Orthotics have been a subject of debate within the scientific community, and my own experience working with them has been varied [1]. During my time as a student at the school clinic, we collaborated with an orthotics company and utilized their products on several patients, yielding mixed results. One memorable case involved a patient suffering from chronic pain in the balls of their feet. Using orthotics helped redistribute the weight load, offering significant relief while we addressed underlying issues with their hips and low back. However, once those issues were resolved, the orthotics began causing foot and back pain, prompting us to discontinue their use. In such cases, I now opt for more affordable alternatives like Dr. Scholl's inserts as a temporary measure in the treatment process.
In my experience, orthotics often serve as temporary solutions to alleviate pain while underlying biomechanical issues are addressed. They can be likened to NSAIDs like ibuprofen for muscle pain or headaches, providing relief without notable side effects. Working across from the Portland Ballet Company exposed me to individuals who relied solely on the natural support of their feet, as orthotics were not an option. These dancers, despite having asymmetrical bodies and various musculoskeletal abnormalities, developed incredibly strong foot musculature to support and balance their bodies effectively.

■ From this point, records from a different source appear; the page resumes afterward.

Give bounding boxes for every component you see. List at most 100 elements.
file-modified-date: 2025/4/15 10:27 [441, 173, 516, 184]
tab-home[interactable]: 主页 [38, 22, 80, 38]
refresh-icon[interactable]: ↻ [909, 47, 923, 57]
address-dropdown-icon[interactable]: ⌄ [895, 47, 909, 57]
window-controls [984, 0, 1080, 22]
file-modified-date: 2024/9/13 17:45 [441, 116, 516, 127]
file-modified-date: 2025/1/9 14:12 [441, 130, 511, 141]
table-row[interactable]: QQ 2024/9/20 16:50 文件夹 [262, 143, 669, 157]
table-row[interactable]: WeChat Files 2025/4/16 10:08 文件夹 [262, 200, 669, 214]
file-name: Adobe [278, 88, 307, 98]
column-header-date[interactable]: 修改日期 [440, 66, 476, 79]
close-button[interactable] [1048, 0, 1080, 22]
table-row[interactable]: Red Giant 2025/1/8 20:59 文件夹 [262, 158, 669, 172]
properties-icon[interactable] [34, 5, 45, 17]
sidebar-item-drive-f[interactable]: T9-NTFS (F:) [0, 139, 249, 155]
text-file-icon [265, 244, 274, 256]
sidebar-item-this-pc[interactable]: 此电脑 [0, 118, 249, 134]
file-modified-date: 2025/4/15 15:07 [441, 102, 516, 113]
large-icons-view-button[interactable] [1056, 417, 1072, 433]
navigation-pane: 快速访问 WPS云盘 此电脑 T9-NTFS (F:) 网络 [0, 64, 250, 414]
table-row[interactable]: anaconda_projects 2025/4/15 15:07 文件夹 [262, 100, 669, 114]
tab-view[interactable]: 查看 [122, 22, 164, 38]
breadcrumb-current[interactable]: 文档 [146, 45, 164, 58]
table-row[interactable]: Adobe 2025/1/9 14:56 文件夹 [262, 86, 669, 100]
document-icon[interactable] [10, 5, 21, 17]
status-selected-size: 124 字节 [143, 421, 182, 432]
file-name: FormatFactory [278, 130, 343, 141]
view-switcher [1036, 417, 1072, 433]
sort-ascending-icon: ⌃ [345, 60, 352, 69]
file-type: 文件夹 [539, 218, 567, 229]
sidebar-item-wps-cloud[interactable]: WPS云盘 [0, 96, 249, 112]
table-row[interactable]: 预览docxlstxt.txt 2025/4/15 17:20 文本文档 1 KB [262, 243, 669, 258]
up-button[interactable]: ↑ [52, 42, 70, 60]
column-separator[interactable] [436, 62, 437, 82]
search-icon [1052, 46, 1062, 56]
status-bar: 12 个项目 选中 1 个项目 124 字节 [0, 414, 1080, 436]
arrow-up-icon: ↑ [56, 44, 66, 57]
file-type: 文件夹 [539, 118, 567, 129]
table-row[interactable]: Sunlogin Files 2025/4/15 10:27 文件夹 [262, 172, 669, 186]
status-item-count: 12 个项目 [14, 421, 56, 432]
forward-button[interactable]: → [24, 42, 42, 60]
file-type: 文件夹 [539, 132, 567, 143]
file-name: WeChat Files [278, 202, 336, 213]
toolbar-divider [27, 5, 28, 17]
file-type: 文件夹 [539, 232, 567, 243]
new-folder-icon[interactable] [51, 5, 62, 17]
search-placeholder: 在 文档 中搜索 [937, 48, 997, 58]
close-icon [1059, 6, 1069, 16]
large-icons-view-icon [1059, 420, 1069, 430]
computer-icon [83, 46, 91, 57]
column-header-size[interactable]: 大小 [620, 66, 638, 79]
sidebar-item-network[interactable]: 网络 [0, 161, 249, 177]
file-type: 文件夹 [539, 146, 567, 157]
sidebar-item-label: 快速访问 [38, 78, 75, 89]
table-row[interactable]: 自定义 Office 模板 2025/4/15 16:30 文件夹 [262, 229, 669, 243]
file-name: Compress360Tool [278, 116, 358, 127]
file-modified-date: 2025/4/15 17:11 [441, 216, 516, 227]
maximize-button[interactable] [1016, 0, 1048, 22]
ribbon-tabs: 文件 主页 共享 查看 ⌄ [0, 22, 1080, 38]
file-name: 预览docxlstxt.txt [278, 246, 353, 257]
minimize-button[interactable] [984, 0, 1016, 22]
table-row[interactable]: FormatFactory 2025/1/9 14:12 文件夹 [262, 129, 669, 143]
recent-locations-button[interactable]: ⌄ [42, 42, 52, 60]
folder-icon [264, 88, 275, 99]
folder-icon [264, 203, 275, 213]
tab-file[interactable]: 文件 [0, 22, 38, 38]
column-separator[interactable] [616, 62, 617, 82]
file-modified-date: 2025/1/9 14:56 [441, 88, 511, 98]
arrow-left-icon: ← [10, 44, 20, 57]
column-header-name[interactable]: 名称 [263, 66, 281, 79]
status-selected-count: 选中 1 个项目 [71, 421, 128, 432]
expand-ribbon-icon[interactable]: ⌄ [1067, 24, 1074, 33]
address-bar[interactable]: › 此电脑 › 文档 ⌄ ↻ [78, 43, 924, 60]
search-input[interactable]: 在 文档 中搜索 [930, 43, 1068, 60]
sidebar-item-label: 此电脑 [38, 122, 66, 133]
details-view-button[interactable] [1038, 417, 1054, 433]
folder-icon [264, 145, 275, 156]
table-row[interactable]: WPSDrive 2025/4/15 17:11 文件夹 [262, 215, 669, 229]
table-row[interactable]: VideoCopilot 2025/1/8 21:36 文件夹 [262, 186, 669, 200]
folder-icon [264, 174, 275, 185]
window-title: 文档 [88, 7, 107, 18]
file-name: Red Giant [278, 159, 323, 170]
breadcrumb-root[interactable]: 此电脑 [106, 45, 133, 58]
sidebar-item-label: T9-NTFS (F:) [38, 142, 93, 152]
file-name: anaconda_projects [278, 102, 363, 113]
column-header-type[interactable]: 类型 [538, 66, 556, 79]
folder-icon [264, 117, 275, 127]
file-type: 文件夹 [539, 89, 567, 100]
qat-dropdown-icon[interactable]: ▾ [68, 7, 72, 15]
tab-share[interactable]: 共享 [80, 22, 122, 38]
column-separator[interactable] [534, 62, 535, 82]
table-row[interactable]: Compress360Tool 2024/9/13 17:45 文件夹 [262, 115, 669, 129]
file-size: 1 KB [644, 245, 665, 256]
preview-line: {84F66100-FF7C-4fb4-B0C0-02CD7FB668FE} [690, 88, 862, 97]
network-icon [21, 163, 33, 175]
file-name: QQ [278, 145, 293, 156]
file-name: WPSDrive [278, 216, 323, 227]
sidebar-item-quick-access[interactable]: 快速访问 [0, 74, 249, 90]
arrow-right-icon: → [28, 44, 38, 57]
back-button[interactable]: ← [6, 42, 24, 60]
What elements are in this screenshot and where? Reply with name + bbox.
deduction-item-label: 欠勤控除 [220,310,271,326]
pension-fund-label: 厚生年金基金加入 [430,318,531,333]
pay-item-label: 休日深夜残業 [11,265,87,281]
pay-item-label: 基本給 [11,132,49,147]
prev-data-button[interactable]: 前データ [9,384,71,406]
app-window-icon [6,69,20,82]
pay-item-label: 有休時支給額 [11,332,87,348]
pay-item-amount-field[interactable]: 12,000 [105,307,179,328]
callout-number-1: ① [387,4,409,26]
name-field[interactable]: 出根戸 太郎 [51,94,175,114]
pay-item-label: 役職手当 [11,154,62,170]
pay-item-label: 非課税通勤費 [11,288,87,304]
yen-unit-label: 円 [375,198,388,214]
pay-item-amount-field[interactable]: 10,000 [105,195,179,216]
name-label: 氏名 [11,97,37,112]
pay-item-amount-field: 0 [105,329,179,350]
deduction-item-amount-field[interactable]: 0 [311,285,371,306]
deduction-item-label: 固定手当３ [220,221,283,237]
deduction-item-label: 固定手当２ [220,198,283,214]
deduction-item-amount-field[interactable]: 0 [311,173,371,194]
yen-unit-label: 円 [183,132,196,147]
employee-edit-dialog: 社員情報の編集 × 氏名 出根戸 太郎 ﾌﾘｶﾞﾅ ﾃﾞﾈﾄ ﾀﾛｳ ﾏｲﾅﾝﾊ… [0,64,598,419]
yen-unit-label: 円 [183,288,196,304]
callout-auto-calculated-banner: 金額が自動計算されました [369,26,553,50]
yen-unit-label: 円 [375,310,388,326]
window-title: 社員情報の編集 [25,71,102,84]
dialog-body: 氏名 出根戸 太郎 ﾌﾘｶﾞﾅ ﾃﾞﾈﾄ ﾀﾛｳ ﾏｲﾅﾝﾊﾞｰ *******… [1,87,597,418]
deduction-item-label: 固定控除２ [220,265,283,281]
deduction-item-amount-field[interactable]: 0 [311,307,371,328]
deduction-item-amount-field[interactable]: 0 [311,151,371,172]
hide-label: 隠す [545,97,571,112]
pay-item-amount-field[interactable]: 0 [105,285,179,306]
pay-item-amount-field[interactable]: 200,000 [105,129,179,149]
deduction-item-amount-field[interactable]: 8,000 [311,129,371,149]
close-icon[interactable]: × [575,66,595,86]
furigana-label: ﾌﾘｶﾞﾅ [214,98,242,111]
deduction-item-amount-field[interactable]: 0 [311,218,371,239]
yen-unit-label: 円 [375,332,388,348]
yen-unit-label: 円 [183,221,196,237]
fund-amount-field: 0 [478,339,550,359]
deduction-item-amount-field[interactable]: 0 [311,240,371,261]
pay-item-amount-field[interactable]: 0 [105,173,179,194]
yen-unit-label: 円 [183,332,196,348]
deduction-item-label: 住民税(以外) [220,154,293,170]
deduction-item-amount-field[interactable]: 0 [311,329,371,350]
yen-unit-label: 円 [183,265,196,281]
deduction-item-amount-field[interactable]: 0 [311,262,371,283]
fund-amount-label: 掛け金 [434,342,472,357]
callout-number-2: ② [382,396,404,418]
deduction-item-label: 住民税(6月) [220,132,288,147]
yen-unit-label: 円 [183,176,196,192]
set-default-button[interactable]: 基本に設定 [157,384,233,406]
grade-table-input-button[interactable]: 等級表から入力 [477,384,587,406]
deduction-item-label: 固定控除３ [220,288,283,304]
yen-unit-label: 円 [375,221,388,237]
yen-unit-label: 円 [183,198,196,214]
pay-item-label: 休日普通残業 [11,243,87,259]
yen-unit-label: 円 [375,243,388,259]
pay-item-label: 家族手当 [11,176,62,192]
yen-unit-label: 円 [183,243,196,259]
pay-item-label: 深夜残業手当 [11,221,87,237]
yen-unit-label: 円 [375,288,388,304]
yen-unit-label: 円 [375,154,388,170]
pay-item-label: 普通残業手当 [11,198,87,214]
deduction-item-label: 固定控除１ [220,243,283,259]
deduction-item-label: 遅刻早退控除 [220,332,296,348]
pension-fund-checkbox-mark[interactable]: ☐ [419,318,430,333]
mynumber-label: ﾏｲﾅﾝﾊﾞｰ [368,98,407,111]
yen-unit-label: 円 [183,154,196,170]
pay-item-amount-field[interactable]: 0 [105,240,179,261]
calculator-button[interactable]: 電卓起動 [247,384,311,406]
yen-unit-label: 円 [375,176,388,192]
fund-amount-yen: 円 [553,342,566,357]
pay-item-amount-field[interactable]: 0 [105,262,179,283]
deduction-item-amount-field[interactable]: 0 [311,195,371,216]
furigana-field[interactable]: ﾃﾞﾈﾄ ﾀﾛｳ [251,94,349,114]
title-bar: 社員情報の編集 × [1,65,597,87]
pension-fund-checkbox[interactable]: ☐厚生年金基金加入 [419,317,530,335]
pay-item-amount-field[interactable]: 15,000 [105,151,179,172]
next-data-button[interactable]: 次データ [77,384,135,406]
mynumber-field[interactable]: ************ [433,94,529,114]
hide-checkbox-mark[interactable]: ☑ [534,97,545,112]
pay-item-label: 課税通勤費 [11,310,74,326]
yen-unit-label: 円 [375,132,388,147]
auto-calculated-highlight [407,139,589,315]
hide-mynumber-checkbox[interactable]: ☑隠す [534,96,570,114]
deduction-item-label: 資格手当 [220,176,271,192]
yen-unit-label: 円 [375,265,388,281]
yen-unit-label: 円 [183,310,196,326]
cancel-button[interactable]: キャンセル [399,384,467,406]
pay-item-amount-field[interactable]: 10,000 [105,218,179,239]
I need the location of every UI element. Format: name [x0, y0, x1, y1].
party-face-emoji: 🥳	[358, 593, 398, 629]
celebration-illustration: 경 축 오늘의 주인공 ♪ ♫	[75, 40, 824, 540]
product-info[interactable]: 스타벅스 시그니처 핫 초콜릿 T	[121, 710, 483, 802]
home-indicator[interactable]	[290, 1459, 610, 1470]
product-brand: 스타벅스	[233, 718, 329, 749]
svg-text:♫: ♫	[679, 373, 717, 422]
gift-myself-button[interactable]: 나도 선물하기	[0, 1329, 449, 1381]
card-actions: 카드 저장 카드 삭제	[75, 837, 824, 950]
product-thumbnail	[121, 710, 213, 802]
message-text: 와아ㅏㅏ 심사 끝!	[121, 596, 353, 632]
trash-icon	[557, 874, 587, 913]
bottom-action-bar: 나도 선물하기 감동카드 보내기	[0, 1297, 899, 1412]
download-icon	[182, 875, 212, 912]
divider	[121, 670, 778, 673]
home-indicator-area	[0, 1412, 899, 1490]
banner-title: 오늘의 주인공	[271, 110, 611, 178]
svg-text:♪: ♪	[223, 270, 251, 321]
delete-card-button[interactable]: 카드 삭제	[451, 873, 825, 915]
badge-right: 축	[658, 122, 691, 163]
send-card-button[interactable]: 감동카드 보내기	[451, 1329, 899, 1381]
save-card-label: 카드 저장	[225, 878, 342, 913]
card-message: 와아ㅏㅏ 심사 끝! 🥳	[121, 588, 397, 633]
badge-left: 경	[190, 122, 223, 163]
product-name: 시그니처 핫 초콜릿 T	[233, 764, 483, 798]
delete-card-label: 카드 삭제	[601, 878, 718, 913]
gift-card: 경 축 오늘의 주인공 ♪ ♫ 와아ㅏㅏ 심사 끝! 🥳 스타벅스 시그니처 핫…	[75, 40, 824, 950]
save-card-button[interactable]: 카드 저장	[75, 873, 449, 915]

While strengthening the feet to provide natural support is an ideal scenario, there are instances where orthotics are necessary. For example, I recently treated an elderly patient with low back pain stemming from a foot deformity, where orthotics were highly recommended. Similarly, conditions like diabetes, poor circulation, and arthritis may warrant orthotic use. However, even in these cases, orthotics may serve as temporary aids while patients continue their treatment and work towards improving overall health.